A Queueing-Theoretic Framework for Dynamic Attack Surfaces: Data-Integrated Risk Analysis and Adaptive Defense
Pith reviewed 2026-05-10 16:42 UTC · model grok-4.3
The pith
A queueing model of attack surfaces as vulnerability backlogs shows RL adaptive defense reduces active vulnerabilities by over 90 percent without raising maintenance costs.
A machine-rendered reading of the paper's core claim, the machinery that carries it, and where it could break.
Core claim
The central claim is that the temporal evolution of cyber attack surfaces can be captured by a queue whose backlog represents active vulnerabilities, with dynamics scaled by an AI amplification factor.

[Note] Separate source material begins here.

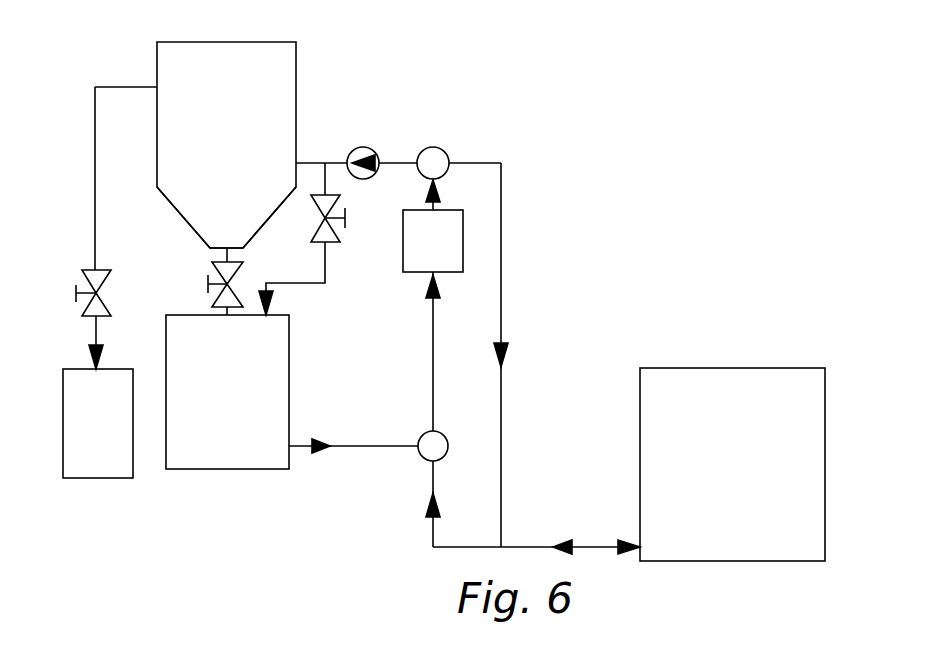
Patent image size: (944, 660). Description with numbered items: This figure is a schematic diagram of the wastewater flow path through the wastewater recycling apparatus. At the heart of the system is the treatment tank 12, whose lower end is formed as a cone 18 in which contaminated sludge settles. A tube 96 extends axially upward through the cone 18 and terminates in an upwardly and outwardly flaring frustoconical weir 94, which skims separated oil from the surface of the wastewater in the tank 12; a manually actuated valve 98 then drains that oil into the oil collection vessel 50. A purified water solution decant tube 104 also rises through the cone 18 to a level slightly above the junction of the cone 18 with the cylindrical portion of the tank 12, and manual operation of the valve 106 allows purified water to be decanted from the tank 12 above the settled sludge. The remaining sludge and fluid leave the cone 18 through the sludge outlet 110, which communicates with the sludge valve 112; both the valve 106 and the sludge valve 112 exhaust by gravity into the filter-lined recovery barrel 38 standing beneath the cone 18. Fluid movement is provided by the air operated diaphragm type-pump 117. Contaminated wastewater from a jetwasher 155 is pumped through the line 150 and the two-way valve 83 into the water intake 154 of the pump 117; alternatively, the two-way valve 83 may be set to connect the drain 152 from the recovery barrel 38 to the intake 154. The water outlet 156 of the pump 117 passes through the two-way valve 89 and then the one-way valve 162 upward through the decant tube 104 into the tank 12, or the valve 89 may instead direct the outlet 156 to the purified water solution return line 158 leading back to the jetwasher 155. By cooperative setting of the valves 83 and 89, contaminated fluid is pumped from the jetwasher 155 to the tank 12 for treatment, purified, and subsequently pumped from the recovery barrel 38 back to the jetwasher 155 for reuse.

Analysis shows symmetric automation increases successful exploits. Data reveals heavy-tailed patching times that induce long-range dependence, explaining persistent risk. Formulating defense as a constrained MDP and applying RL yields policies that reduce the average number of active vulnerabilities by over 90% in trace-driven experiments on a software supply chain dataset, without increasing the overall maintenance budget.
What carries the argument
The queueing model of the attack surface as a vulnerability backlog whose arrival, exploit, and patching rates are scaled by an AI amplification factor.
If this is right
- Symmetric AI automation increases the rate of successful exploits.
- Heavy-tailed patching times induce long-range dependence in the vulnerability backlog.
- The RL algorithm for the constrained MDP achieves provably near-optimal regret.
- Adaptive RL policies significantly reduce successful exploits and mitigate heavy-tail queue events.
- Defenders can quantify cumulative exposure risk under long-range dependent dynamics.
Where Pith is reading between the lines
- Similar queueing models could be used to analyze other stochastic security processes, such as the accumulation of technical debt or unpatched endpoints.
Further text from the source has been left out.